FRENCH AGRICULTURE minister Michel Barnier has said that world trade talks are heading into “dangerous territory” and warned against a sudden rush to make an agreement.
Mr Barnier also called for the long-term retention of EU subsidies for farmers in an effort to maintain food production to combat an era of rising food prices and food shortages. “It’s not just Irish or French farmers that are under threat – it is all European agriculture,” he told The Irish Times at a conference on rising food prices in Paris. “We need a balanced accord but for the moment there aren’t the conditions there in the WTO talks.”
He said other trading blocs had made little movement in the negotiations on lowering tariffs on nonagriculture goods and services in return for pledges already offered by the EU to lower tariffs on agricultural imports. The first losers from a bad WTO deal would be the least developed African countries, which can trade with the EU without the imposition of any tariffs on products imported into the Union. “There is a great risk of destabilisation in the food markets in case of a bad agreement . . . If we abolish export tariffs for the rest of the world then Africa will be the first to suffer.”
Mr Barnier said EU agricultural subsidies should be retained in the long term to counteract the sharp rises in food prices and the risk of food shortages in the future. “In the next 40 years we will need to double food production to feed a world population of about nine billion people,” he said, adding that subsidies could ensure production.
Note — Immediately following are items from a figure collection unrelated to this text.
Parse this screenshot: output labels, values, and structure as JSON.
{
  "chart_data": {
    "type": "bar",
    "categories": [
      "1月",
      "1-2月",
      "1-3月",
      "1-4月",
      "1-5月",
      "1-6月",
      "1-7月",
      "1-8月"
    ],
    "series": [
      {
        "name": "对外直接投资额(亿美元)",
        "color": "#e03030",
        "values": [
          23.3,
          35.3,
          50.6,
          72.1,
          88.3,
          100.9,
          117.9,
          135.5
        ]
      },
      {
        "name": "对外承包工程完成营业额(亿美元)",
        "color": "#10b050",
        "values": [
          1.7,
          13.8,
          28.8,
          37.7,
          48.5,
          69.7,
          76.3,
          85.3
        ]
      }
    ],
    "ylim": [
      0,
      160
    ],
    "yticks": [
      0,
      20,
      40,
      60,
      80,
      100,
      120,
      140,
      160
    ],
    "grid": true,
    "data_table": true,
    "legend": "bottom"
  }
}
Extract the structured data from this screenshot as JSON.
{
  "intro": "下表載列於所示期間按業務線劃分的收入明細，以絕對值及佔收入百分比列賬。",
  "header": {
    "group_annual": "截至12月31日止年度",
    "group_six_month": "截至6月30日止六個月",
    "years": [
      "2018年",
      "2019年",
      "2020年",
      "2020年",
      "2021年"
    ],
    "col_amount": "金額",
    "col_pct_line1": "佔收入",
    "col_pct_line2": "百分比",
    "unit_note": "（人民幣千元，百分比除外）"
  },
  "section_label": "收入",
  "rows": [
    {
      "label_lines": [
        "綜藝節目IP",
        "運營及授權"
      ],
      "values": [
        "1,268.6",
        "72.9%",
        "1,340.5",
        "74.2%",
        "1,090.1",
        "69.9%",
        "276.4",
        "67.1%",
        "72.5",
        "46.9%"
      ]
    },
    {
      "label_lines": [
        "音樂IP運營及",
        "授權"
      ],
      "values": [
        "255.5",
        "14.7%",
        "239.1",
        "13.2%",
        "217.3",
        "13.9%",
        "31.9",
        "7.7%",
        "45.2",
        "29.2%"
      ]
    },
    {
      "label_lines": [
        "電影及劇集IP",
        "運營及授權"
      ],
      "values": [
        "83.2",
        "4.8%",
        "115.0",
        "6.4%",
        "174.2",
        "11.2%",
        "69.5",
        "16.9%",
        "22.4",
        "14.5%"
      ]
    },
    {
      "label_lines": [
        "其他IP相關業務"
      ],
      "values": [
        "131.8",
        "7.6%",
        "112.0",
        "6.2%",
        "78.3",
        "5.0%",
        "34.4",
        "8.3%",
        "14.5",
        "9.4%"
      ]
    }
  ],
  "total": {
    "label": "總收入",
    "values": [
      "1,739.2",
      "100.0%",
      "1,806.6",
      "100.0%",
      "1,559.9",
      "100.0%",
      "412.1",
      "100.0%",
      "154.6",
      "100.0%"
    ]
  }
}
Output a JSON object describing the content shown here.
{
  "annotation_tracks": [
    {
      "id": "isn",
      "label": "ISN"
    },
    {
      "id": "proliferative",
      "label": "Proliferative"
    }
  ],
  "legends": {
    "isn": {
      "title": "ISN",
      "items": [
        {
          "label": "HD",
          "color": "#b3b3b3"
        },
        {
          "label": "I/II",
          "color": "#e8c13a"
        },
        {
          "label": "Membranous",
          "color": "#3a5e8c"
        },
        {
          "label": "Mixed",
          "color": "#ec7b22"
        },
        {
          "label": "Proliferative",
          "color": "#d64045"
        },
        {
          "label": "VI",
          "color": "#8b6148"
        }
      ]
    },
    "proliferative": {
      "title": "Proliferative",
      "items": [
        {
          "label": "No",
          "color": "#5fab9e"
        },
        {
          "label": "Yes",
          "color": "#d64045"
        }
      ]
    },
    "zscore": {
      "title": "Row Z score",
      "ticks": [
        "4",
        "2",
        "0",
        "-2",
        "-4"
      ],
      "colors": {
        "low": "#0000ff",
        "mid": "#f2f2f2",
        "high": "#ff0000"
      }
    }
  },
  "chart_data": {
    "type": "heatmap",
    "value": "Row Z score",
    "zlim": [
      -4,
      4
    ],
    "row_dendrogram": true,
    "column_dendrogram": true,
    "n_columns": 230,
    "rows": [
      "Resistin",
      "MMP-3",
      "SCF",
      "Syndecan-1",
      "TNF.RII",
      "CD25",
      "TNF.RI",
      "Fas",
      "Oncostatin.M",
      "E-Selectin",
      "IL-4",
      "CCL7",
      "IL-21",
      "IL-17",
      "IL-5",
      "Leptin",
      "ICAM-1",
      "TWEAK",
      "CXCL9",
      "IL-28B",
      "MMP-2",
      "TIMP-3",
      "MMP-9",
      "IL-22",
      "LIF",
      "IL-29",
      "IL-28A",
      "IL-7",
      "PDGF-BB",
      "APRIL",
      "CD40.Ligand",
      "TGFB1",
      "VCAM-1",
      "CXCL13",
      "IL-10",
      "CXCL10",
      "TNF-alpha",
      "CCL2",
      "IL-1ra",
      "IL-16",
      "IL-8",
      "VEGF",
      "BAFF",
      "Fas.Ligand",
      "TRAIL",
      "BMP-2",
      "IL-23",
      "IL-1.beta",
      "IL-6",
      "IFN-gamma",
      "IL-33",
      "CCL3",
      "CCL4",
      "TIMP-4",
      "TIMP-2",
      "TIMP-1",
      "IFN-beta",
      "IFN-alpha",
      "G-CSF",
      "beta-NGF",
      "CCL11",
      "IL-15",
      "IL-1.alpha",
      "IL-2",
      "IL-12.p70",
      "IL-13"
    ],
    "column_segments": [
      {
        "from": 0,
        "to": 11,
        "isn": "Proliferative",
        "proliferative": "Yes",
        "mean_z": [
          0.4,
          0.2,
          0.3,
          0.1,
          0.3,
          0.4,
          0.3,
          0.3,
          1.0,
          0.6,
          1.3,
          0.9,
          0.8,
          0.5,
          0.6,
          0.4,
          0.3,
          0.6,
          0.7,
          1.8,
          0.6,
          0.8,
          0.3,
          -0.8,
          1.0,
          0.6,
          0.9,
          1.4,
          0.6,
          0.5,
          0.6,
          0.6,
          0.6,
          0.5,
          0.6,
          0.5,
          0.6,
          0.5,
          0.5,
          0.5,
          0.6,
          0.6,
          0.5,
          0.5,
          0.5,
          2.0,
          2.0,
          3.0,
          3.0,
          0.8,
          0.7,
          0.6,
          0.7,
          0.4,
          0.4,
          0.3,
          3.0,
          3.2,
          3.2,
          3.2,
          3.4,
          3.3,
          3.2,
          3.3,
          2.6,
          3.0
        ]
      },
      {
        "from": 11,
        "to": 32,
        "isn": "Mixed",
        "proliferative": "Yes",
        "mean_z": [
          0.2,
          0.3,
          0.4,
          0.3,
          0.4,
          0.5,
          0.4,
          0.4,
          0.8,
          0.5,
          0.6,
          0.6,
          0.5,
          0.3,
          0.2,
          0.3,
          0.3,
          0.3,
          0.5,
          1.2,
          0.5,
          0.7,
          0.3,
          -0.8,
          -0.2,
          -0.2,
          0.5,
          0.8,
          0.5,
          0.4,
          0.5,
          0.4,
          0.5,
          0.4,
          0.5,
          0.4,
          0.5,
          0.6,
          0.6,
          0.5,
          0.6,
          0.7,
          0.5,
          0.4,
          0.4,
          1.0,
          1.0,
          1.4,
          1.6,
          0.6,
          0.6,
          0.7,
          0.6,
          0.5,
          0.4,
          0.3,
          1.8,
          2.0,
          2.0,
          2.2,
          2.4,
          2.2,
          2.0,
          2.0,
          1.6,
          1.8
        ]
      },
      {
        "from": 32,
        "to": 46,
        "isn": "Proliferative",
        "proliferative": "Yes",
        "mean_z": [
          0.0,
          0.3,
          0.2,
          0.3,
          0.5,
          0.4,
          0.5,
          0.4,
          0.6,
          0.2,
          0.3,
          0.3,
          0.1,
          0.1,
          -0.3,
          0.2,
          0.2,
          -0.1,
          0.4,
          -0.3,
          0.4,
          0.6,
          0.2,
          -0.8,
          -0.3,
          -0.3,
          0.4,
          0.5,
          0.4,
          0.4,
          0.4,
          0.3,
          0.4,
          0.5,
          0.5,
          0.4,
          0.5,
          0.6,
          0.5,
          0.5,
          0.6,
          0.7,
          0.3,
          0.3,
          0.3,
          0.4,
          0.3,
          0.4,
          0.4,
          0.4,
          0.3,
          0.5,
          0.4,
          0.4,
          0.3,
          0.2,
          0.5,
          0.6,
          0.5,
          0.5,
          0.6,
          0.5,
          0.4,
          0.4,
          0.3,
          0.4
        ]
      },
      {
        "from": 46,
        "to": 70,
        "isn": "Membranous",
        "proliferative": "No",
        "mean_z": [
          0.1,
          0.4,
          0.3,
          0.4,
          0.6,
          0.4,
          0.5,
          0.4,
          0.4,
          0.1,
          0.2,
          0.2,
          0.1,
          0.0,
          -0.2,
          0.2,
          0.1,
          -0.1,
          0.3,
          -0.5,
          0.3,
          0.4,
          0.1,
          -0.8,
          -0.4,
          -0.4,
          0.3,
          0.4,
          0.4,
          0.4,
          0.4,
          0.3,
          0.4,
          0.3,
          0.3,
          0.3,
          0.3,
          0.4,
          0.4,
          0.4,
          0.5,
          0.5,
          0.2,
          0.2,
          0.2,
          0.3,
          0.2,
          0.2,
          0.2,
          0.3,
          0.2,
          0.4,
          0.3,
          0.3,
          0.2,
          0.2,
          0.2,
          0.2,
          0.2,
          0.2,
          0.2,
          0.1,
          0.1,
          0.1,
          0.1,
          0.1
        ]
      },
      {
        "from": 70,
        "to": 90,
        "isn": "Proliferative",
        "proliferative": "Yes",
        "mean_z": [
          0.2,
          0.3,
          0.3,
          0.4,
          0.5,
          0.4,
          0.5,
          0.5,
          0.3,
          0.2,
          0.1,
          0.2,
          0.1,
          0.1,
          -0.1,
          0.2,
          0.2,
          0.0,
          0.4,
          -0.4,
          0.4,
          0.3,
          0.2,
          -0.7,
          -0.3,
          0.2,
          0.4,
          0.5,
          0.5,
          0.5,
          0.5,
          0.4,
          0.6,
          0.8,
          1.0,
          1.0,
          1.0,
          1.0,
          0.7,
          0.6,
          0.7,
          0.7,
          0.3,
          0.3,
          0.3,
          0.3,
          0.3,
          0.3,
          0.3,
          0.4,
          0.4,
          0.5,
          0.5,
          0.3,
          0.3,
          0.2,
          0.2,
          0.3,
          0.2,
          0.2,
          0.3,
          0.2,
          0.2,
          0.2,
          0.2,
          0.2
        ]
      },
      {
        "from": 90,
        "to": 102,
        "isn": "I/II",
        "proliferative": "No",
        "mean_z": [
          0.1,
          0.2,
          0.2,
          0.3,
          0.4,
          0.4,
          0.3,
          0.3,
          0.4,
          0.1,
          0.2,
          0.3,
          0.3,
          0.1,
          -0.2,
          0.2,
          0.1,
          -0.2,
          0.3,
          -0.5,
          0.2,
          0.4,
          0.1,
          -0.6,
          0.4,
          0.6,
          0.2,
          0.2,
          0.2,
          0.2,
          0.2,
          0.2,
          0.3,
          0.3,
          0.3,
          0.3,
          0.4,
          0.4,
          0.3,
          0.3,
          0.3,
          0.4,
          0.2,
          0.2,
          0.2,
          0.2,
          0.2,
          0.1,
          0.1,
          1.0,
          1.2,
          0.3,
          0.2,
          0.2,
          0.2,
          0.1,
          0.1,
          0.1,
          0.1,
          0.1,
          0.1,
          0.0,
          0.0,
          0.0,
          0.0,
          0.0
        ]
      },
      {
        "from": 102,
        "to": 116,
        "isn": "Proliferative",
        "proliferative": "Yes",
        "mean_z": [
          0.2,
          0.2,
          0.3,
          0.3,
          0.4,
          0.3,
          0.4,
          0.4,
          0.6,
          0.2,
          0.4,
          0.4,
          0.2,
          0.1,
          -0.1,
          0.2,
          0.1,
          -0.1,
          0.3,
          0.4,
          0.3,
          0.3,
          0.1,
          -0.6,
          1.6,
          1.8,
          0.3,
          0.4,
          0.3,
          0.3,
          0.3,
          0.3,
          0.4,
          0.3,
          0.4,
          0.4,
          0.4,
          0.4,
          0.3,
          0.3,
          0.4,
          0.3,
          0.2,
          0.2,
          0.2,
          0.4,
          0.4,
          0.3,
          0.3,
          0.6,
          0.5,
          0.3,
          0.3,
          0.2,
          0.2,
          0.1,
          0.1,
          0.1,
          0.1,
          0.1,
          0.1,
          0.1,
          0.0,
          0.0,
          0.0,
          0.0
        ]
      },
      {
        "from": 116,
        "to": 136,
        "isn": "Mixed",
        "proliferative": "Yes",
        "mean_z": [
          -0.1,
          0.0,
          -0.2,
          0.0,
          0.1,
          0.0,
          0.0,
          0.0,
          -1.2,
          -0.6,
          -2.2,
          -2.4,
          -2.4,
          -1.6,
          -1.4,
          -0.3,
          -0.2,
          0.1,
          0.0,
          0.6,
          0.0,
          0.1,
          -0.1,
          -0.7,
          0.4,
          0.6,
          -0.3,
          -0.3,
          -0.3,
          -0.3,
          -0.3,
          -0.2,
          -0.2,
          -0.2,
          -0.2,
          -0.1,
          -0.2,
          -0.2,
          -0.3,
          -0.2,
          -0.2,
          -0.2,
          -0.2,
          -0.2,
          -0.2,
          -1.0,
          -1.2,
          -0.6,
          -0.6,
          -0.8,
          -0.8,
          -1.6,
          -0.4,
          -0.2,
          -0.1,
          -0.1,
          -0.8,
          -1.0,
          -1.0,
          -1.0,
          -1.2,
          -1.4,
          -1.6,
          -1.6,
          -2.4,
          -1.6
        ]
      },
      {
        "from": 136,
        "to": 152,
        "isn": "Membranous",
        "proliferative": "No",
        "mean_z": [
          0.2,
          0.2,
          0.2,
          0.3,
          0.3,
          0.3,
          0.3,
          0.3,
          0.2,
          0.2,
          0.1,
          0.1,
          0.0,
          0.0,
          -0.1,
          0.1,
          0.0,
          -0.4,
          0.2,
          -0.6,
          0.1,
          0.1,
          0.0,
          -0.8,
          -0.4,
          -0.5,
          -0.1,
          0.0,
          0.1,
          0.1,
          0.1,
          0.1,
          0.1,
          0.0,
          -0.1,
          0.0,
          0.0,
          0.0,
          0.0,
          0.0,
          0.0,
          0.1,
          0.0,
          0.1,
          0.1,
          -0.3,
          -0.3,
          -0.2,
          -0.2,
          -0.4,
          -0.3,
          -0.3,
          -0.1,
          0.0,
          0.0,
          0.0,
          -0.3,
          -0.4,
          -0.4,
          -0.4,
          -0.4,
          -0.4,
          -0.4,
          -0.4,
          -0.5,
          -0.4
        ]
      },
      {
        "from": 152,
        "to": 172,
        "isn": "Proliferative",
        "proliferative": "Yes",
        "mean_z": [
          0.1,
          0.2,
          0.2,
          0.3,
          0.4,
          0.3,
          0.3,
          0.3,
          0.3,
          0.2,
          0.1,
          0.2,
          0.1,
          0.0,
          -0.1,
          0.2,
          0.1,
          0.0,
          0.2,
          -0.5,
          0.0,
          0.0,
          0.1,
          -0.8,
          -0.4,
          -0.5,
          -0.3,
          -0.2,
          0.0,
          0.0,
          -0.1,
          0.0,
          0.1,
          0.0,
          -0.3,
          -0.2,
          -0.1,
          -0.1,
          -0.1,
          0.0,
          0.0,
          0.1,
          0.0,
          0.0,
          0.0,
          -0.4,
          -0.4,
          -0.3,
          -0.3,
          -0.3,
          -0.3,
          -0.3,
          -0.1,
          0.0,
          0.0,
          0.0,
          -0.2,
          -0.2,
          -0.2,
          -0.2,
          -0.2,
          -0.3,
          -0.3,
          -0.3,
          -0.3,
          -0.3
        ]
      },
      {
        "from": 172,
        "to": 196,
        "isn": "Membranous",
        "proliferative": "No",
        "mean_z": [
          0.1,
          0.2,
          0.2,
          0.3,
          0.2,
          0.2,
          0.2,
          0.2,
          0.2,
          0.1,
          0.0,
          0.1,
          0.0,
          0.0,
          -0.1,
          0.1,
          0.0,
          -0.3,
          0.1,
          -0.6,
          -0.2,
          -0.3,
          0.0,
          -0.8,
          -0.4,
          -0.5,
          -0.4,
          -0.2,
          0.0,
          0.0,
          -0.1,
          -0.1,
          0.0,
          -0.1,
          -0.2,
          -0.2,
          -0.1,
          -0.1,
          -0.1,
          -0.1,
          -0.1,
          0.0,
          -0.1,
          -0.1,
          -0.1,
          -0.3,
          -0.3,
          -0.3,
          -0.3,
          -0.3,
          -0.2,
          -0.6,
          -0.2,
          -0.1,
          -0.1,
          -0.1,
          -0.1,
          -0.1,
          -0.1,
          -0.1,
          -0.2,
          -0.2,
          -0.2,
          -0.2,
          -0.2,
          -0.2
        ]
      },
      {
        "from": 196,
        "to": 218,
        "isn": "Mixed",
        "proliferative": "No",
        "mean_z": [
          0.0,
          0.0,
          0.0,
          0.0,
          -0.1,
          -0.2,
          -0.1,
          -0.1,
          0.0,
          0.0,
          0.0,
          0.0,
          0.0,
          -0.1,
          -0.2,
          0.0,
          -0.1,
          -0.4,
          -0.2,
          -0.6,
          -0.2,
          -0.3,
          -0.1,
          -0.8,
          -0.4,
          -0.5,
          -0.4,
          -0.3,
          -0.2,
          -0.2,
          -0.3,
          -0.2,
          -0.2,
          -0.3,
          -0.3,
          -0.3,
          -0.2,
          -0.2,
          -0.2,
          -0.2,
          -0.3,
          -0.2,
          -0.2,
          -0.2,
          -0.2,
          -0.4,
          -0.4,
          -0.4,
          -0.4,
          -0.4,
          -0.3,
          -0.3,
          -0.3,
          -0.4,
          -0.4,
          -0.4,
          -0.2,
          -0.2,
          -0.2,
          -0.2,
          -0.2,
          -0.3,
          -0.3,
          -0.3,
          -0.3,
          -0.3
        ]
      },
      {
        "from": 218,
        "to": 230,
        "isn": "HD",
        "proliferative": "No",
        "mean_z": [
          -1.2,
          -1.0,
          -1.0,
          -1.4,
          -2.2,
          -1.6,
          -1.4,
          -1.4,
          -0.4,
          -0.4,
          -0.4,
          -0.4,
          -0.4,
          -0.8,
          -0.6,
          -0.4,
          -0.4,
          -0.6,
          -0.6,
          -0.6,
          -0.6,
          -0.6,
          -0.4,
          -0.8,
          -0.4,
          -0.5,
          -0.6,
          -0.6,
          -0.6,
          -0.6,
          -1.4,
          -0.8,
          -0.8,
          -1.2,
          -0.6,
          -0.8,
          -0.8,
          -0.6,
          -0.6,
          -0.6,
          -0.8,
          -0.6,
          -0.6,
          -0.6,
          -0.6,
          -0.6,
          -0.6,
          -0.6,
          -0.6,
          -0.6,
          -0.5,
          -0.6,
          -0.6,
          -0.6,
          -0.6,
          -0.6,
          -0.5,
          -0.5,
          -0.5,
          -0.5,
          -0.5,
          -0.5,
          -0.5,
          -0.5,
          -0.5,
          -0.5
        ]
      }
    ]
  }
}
France is one of several EU states, including Ireland, that has expressed serious concern at the negotiating tactics of EU trade commissioner Peter Mandelson. He is proposing deep cuts in EU agricultural import tariffs to persuade other trade blocs such as India and Brazil to agree to open their markets to European industrial goods and services.
Paris has organised an emergency meeting of trade commissioners on July 18th in Brussels to discuss a final week of WTO talks planned for the week beginning July 21st. Mr Mandelson is likely to come under heavy pressure there for offering too many concessions in the agricultural area.
Fine Gael MEP Mairead McGuinness, who attended yesterday’s conference, said the proposals already on the table from the EU would have serious consequences for the beef and milk sectors in Ireland. But several EU states that favour reducing agricultural subsidies within the EU and promoting free trade are supporting Mr Mandelson and want to conclude the Doha round of WTO talks.